Create big value for little cost to your game
Game modifiers are the easiest way to transform your title for as many players as possible. They can create fun where there was frustration. They can entice players to log additional hours for very little development time, and can also create a simple, zany kind of fun.
What are game modifiers? They are player facing choices which provide gameplay adjustments, bonuses, additional challenges or aesthetic additions.
Game modifiers improve the player’s gameplay experience in 2 major ways: they help to solve the problem of ‘challenge’ and they are a cheap way to infuse your game with replayability.
The most obvious example modifier that every gamer is aware of is of course difficulty settings. This allows players of different abilities to enjoy your title. Challenge is a contentious topic in games. As a developer It can be hard to balance content gating, the sense of player accomplishment, and ease of use, but when a player faces a wall in your game where they may simply quit the title forever if they don’t progress, having selectable difficulties feels like a no brainer. If you’re making a roguelike or Dark Souls style game, maybe you want to forgo a player difficulty selection, but think hard about not including it in your game in some capacity.
Some game offer dynamic difficulty that is modulated in some way by the player progression, or how well they are playing. I would suggest still considering selectable difficulties to offer the player more control over their experience.
One of the best things about difficulty settings is their potential for inexpensive cost. Changing a few numbers on a spreadsheet can create an entirely different experience for the player. Big AAA releases may take additional steps to further accentuate the difficulty differences (additional enemies, or types, additional objects, etc), often difficulty systems can be boiled down into simply number tuning. Cheap, easy to change and great for the player.
One game that has fully embraced modifiers (and not just difficulty settings) as a game mechanic is the Halo franchise. It’s Skulls (introduced in Halo 2) provide additional, unique challenges for players when switched on. They are an excellent example of modifiers because they they touch so many player inputs, and game outputs.
Scattered across the game’s levels, Skulls need to be found first before they can activated. This challenges a player’s curiosity, their 3 dimensional spatial understanding, and often their mastery over the game’s exploration mechanics (primarily jumping and crouching). Once activated, these Skulls often provide much higher levels of difficulty for the player, (e.g. All NPC’s health is doubled) and additional score multiplier rewards, providing a solid risk/reward incentive. They often challenge the player’s mastery over the base control and shooting mechanics, but also request them to play in a specific style to be successful (e.g. No auto-shield regeneration. Only melee attacks cause shields to recharge). This helps the player understand the depth and value of your core mechanics. If they’re good players will truly appreciate them with modifiers.
The Whimsy of Uncharted 4
Modifiers don’t need to be anything other than a whimsical addition. ‘Big head mode’ has been featured in many games and will continue to fuel our love of all things disproportionate.

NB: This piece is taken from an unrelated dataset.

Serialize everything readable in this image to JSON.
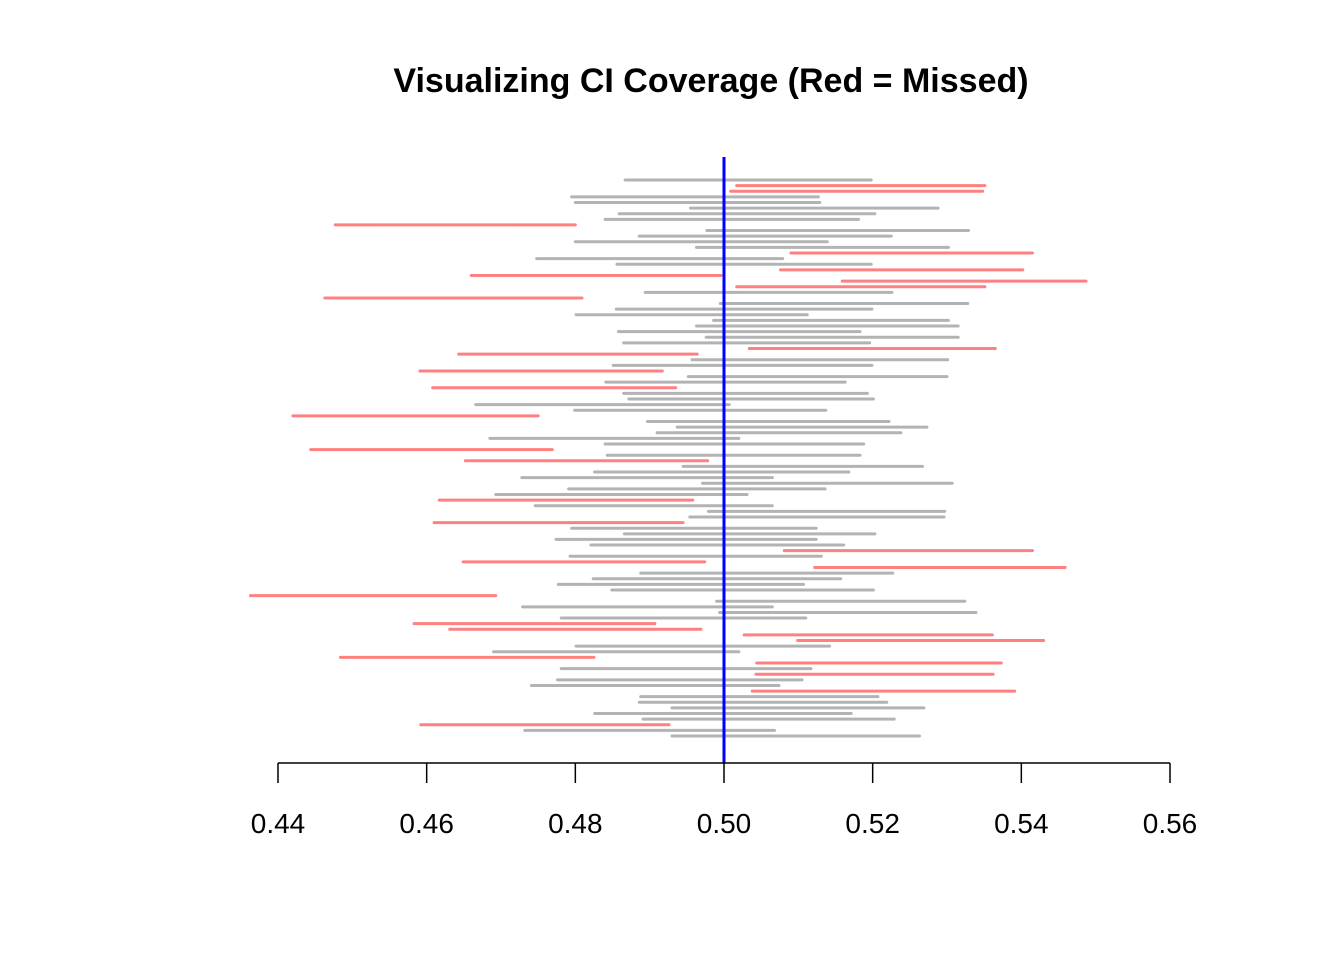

Recently, Uncharted 4 has created an impressive list of aesthetic (and gameplay focused additions) that can be combined to hilarious and unique effect.

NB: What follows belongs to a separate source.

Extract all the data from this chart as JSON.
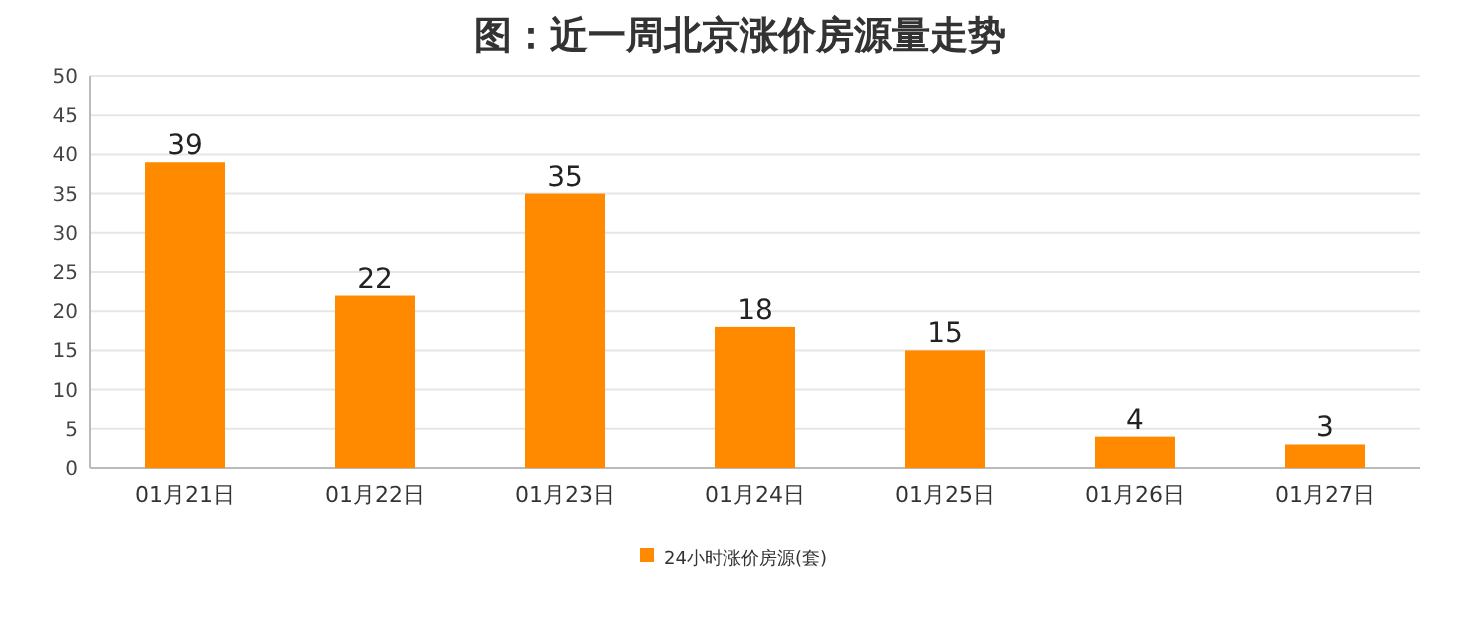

Modifiers – an amazing return on investment
As game developers we spend a lot of time balancing the game through many different methods for the perfect player experience. Providing the player the tools to modify the experience to their liking can be scary for us, but can provide so much value to the player: they should never be ignored. Especially if your modifiers are damage or health values (of the player’s avatar or NPC enemies) they can be an extremely inexpensive way to achiever a variety of results in your title, appeal to more people who want a different challenge experience, or simply want to explore your title in surprising ways.